Maar hij geeft toe dat organisaties, zelfs met deze stappen, verplicht zullen zijn om gegevens te overhandigen aan overheidsinstanties als dit via een bevel wordt opgevraagd. Met dit in gedachten moedigt hij bedrijven aan om prioriteit te geven aan "het focussen op welke gegevens ze bezitten, welke gegevens personen kunnen indienen bij hun databases of websites, en hoe lang ze deze gegevens bewaren".
Het beoordelen van deze risico's
Cruciaal is dat bedrijven deze uitdagingen moeten beschouwen als onderdeel van een uitgebreide risicomanagementstrategie.
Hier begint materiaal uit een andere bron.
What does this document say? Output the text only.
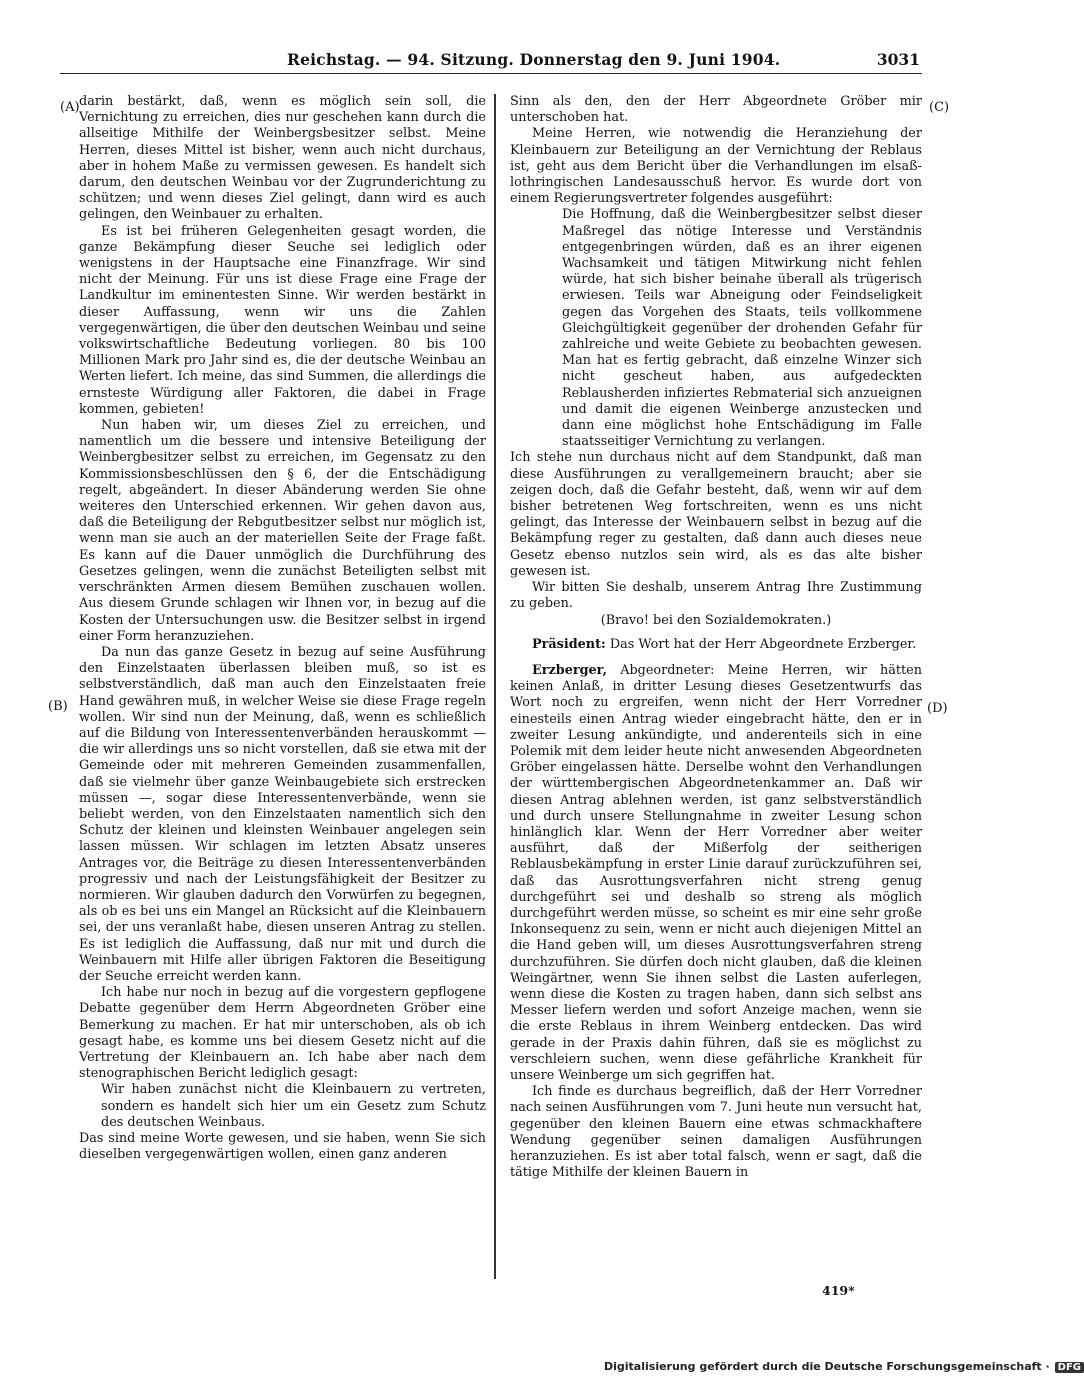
Reichstag. — 94. Sitzung. Donnerstag den 9. Juni 1904.	3031
(A)
(B)
(C)
(D)

darin bestärkt, daß, wenn es möglich sein soll, die Vernichtung zu erreichen, dies nur geschehen kann durch die allseitige Mithilfe der Weinbergsbesitzer selbst. Meine Herren, dieses Mittel ist bisher, wenn auch nicht durchaus, aber in hohem Maße zu vermissen gewesen. Es handelt sich darum, den deutschen Weinbau vor der Zugrunderichtung zu schützen; und wenn dieses Ziel gelingt, dann wird es auch gelingen, den Weinbauer zu erhalten.

Es ist bei früheren Gelegenheiten gesagt worden, die ganze Bekämpfung dieser Seuche sei lediglich oder wenigstens in der Hauptsache eine Finanzfrage. Wir sind nicht der Meinung. Für uns ist diese Frage eine Frage der Landkultur im eminentesten Sinne. Wir werden bestärkt in dieser Auffassung, wenn wir uns die Zahlen vergegenwärtigen, die über den deutschen Weinbau und seine volkswirtschaftliche Bedeutung vorliegen. 80 bis 100 Millionen Mark pro Jahr sind es, die der deutsche Weinbau an Werten liefert. Ich meine, das sind Summen, die allerdings die ernsteste Würdigung aller Faktoren, die dabei in Frage kommen, gebieten!

Nun haben wir, um dieses Ziel zu erreichen, und namentlich um die bessere und intensive Beteiligung der Weinbergbesitzer selbst zu erreichen, im Gegensatz zu den Kommissionsbeschlüssen den § 6, der die Entschädigung regelt, abgeändert. In dieser Abänderung werden Sie ohne weiteres den Unterschied erkennen. Wir gehen davon aus, daß die Beteiligung der Rebgutbesitzer selbst nur möglich ist, wenn man sie auch an der materiellen Seite der Frage faßt. Es kann auf die Dauer unmöglich die Durchführung des Gesetzes gelingen, wenn die zunächst Beteiligten selbst mit verschränkten Armen diesem Bemühen zuschauen wollen. Aus diesem Grunde schlagen wir Ihnen vor, in bezug auf die Kosten der Untersuchungen usw. die Besitzer selbst in irgend einer Form heranzuziehen.

Da nun das ganze Gesetz in bezug auf seine Ausführung den Einzelstaaten überlassen bleiben muß, so ist es selbstverständlich, daß man auch den Einzelstaaten freie Hand gewähren muß, in welcher Weise sie diese Frage regeln wollen. Wir sind nun der Meinung, daß, wenn es schließlich auf die Bildung von Interessentenverbänden herauskommt — die wir allerdings uns so nicht vorstellen, daß sie etwa mit der Gemeinde oder mit mehreren Gemeinden zusammenfallen, daß sie vielmehr über ganze Weinbaugebiete sich erstrecken müssen —, sogar diese Interessentenverbände, wenn sie beliebt werden, von den Einzelstaaten namentlich sich den Schutz der kleinen und kleinsten Weinbauer angelegen sein lassen müssen. Wir schlagen im letzten Absatz unseres Antrages vor, die Beiträge zu diesen Interessentenverbänden progressiv und nach der Leistungsfähigkeit der Besitzer zu normieren. Wir glauben dadurch den Vorwürfen zu begegnen, als ob es bei uns ein Mangel an Rücksicht auf die Kleinbauern sei, der uns veranlaßt habe, diesen unseren Antrag zu stellen. Es ist lediglich die Auffassung, daß nur mit und durch die Weinbauern mit Hilfe aller übrigen Faktoren die Beseitigung der Seuche erreicht werden kann.

Ich habe nur noch in bezug auf die vorgestern gepflogene Debatte gegenüber dem Herrn Abgeordneten Gröber eine Bemerkung zu machen. Er hat mir unterschoben, als ob ich gesagt habe, es komme uns bei diesem Gesetz nicht auf die Vertretung der Kleinbauern an. Ich habe aber nach dem stenographischen Bericht lediglich gesagt:

Wir haben zunächst nicht die Kleinbauern zu vertreten, sondern es handelt sich hier um ein Gesetz zum Schutz des deutschen Weinbaus.

Das sind meine Worte gewesen, und sie haben, wenn Sie sich dieselben vergegenwärtigen wollen, einen ganz anderen

Sinn als den, den der Herr Abgeordnete Gröber mir unterschoben hat.

Meine Herren, wie notwendig die Heranziehung der Kleinbauern zur Beteiligung an der Vernichtung der Reblaus ist, geht aus dem Bericht über die Verhandlungen im elsaß-lothringischen Landesausschuß hervor. Es wurde dort von einem Regierungsvertreter folgendes ausgeführt:

Die Hoffnung, daß die Weinbergbesitzer selbst dieser Maßregel das nötige Interesse und Verständnis entgegenbringen würden, daß es an ihrer eigenen Wachsamkeit und tätigen Mitwirkung nicht fehlen würde, hat sich bisher beinahe überall als trügerisch erwiesen. Teils war Abneigung oder Feindseligkeit gegen das Vorgehen des Staats, teils vollkommene Gleichgültigkeit gegenüber der drohenden Gefahr für zahlreiche und weite Gebiete zu beobachten gewesen. Man hat es fertig gebracht, daß einzelne Winzer sich nicht gescheut haben, aus aufgedeckten Reblausherden infiziertes Rebmaterial sich anzueignen und damit die eigenen Weinberge anzustecken und dann eine möglichst hohe Entschädigung im Falle staatsseitiger Vernichtung zu verlangen.

Ich stehe nun durchaus nicht auf dem Standpunkt, daß man diese Ausführungen zu verallgemeinern braucht; aber sie zeigen doch, daß die Gefahr besteht, daß, wenn wir auf dem bisher betretenen Weg fortschreiten, wenn es uns nicht gelingt, das Interesse der Weinbauern selbst in bezug auf die Bekämpfung reger zu gestalten, daß dann auch dieses neue Gesetz ebenso nutzlos sein wird, als es das alte bisher gewesen ist.

Wir bitten Sie deshalb, unserem Antrag Ihre Zustimmung zu geben.

(Bravo! bei den Sozialdemokraten.)

Präsident: Das Wort hat der Herr Abgeordnete Erzberger.

Erzberger, Abgeordneter: Meine Herren, wir hätten keinen Anlaß, in dritter Lesung dieses Gesetzentwurfs das Wort noch zu ergreifen, wenn nicht der Herr Vorredner einesteils einen Antrag wieder eingebracht hätte, den er in zweiter Lesung ankündigte, und anderenteils sich in eine Polemik mit dem leider heute nicht anwesenden Abgeordneten Gröber eingelassen hätte. Derselbe wohnt den Verhandlungen der württembergischen Abgeordnetenkammer an. Daß wir diesen Antrag ablehnen werden, ist ganz selbstverständlich und durch unsere Stellungnahme in zweiter Lesung schon hinlänglich klar. Wenn der Herr Vorredner aber weiter ausführt, daß der Mißerfolg der seitherigen Reblausbekämpfung in erster Linie darauf zurückzuführen sei, daß das Ausrottungsverfahren nicht streng genug durchgeführt sei und deshalb so streng als möglich durchgeführt werden müsse, so scheint es mir eine sehr große Inkonsequenz zu sein, wenn er nicht auch diejenigen Mittel an die Hand geben will, um dieses Ausrottungsverfahren streng durchzuführen. Sie dürfen doch nicht glauben, daß die kleinen Weingärtner, wenn Sie ihnen selbst die Lasten auferlegen, wenn diese die Kosten zu tragen haben, dann sich selbst ans Messer liefern werden und sofort Anzeige machen, wenn sie die erste Reblaus in ihrem Weinberg entdecken. Das wird gerade in der Praxis dahin führen, daß sie es möglichst zu verschleiern suchen, wenn diese gefährliche Krankheit für unsere Weinberge um sich gegriffen hat.

Ich finde es durchaus begreiflich, daß der Herr Vorredner nach seinen Ausführungen vom 7. Juni heute nun versucht hat, gegenüber den kleinen Bauern eine etwas schmackhaftere Wendung gegenüber seinen damaligen Ausführungen heranzuziehen. Es ist aber total falsch, wenn er sagt, daß die tätige Mithilfe der kleinen Bauern in

419*
Digitalisierung gefördert durch die Deutsche Forschungsgemeinschaft · DFG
Volgens Schroeder van Barrier Networks zal dit inhouden dat er regelmatig audits worden uitgevoerd van de beveiligingsmaatregelen die worden gebruikt door encryptieproviders en de bredere toeleveringsketen.
Aldridge van OpenText Security benadrukt ook het belang van een herevaluatie van cyberrisicobeoordelingen om rekening te houden met de uitdagingen die zwakkere encryptie en backdoors met zich meebrengen. Hij voegt eraan toe dat ze zich moeten concentreren op de implementatie van extra encryptielagen, geavanceerde encryptiesleutels, patchmanagement door leveranciers en lokale cloudopslag van gevoelige gegevens.
Een andere goede manier om de risico's die de IPA-wijzigingen van de overheid met zich meebrengen, te beoordelen en te beperken, is door een professioneel cybersecuritykader te implementeren.
Schroeder zegt dat ISO 27001 een goede keuze is omdat het gedetailleerde informatie biedt over cryptografische controles, encryptiesleutelbeheer, veilige communicatie en encryptierisicobeheer. Hij zegt: "Dit kan organisaties helpen ervoor te zorgen dat ze, zelfs als hun primaire provider wordt gecompromitteerd, de controle over de beveiliging van hun gegevens behouden."
Over het geheel genomen lijken de IPA-wijzigingen nog maar eens een voorbeeld te zijn van de overheid die meer controle wil krijgen over onze communicatie. De wijzigingen worden aangeprezen als een stap om de nationale veiligheid te versterken en gewone burgers en bedrijven te beschermen, maar ze brengen mensen simpelweg een groter risico op datalekken. Tegelijkertijd worden bedrijven gedwongen om toch al overbelaste IT-teams en dunne budgetten te wijden aan het ontwikkelen van hun eigen encryptiemiddelen, omdat ze de bescherming die cloudproviders bieden niet langer kunnen vertrouwen. Hoe het ook zij, het opnemen van het risico van encryptie-achterdeurtjes is nu een absolute noodzaak voor bedrijven.